Er zijn boeken over volgeschreven. Over de mens, de zonde en God. En er is druk over gefilosofeerd, van Augustinus (rond 400) tot Nietzsche (rond 1900). Het idee ontstond dat zonde zò erg is, dat je er misschien wel eeuwig voor zou moeten boeten. In de hel.

Nietzsche en de boom

Maar de filosoof Nietzsche zegt iets anders. We zijn ‘voorbij goed en kwaad’, zegt hij. Want God is dood. En als God dood is, wie vertelt dan nog wat goed en kwaad is? Is een snoepje stelen kwaad? Of hebben we alleen maar last van een (aangepraat) geweten?
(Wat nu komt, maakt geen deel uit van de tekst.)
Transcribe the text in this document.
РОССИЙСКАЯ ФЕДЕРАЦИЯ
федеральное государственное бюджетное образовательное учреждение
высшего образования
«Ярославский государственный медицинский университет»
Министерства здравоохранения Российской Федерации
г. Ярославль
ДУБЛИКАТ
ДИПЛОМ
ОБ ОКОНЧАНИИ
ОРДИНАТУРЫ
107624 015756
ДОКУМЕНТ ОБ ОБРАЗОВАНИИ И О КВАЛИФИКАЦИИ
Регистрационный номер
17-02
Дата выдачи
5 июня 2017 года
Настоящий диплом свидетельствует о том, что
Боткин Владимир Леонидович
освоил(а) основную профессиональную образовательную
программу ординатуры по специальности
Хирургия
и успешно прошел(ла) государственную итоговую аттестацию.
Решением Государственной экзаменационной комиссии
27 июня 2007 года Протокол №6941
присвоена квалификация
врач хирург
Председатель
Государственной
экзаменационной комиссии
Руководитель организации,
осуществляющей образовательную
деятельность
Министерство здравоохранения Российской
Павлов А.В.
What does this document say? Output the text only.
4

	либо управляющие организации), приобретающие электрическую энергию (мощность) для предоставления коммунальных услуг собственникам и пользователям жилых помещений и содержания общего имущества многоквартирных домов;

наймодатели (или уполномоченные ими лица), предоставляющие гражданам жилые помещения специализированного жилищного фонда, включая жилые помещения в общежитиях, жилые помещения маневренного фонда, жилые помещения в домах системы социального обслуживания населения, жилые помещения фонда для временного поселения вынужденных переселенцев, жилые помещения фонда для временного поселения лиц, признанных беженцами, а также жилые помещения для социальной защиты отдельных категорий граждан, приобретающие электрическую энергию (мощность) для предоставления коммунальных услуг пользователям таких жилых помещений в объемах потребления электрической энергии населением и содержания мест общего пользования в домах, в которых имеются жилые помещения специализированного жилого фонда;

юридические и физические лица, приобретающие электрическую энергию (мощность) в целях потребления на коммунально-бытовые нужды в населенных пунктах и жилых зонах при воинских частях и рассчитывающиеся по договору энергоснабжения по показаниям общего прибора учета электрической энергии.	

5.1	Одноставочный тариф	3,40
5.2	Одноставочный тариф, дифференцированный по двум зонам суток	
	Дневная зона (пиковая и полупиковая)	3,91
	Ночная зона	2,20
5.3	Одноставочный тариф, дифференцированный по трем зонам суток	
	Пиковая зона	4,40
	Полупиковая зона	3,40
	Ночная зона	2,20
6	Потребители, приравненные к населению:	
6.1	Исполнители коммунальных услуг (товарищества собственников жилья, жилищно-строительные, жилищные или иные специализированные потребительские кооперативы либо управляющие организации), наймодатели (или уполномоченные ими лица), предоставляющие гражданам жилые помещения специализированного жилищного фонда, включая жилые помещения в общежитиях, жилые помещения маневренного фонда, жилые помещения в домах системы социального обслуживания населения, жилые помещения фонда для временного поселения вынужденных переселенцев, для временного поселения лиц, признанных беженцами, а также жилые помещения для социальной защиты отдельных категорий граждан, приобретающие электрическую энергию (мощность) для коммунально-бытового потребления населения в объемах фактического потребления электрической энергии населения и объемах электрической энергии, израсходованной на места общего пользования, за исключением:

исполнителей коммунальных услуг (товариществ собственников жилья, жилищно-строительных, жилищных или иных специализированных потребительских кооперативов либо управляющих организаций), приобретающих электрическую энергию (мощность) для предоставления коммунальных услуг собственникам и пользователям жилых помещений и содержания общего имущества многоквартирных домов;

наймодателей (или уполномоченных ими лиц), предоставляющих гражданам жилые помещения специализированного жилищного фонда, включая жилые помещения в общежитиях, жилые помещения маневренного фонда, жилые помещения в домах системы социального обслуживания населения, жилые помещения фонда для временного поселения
Je zou haast kunnen zeggen dat Nietzsche het verhaal van Adam en Eva tot een hoogtepunt brengt. Kennis van goed en kwaad voor de mens, maar dan echt. Want er is niemand anders meer die waarborgt wat goed en kwaad is (God is immers dood?), we moeten het zelf doen.

Adam en Eva (2)

Je kunt het verhaal van Adam en Eva ook anders lezen. Bijvoorbeeld op de manier die in de Joodse traditie voorkomt. Dan gaat het verhaal zo:

Adam en Eva, de eerste mensen staan voor jouw eerste levensjaren. Wat was je gelukkig. Wat had je weinig zorgen. Wat zag de wereld er interessant en boeiend uit. Totdat je dat snoepje stal. Of er gebeurde iets anders vreselijks. Je verloor iemand, je kreeg ruzie, mensen verlieten je.

En sindsdien had je kennis van goed en kwaad. Van het feit dat de wereld er niet zo mooi uitzag als je altijd dacht. Je bent misschien nog steeds bezig om je tot die boom van kennis te verhouden.

Meer

bekijk ook m’n blog: je bent gek als je niet in de hel gelooft

bekijk hier een filmpje over Augustinus’ ideeën over goed en kwaad (6,5 minuut)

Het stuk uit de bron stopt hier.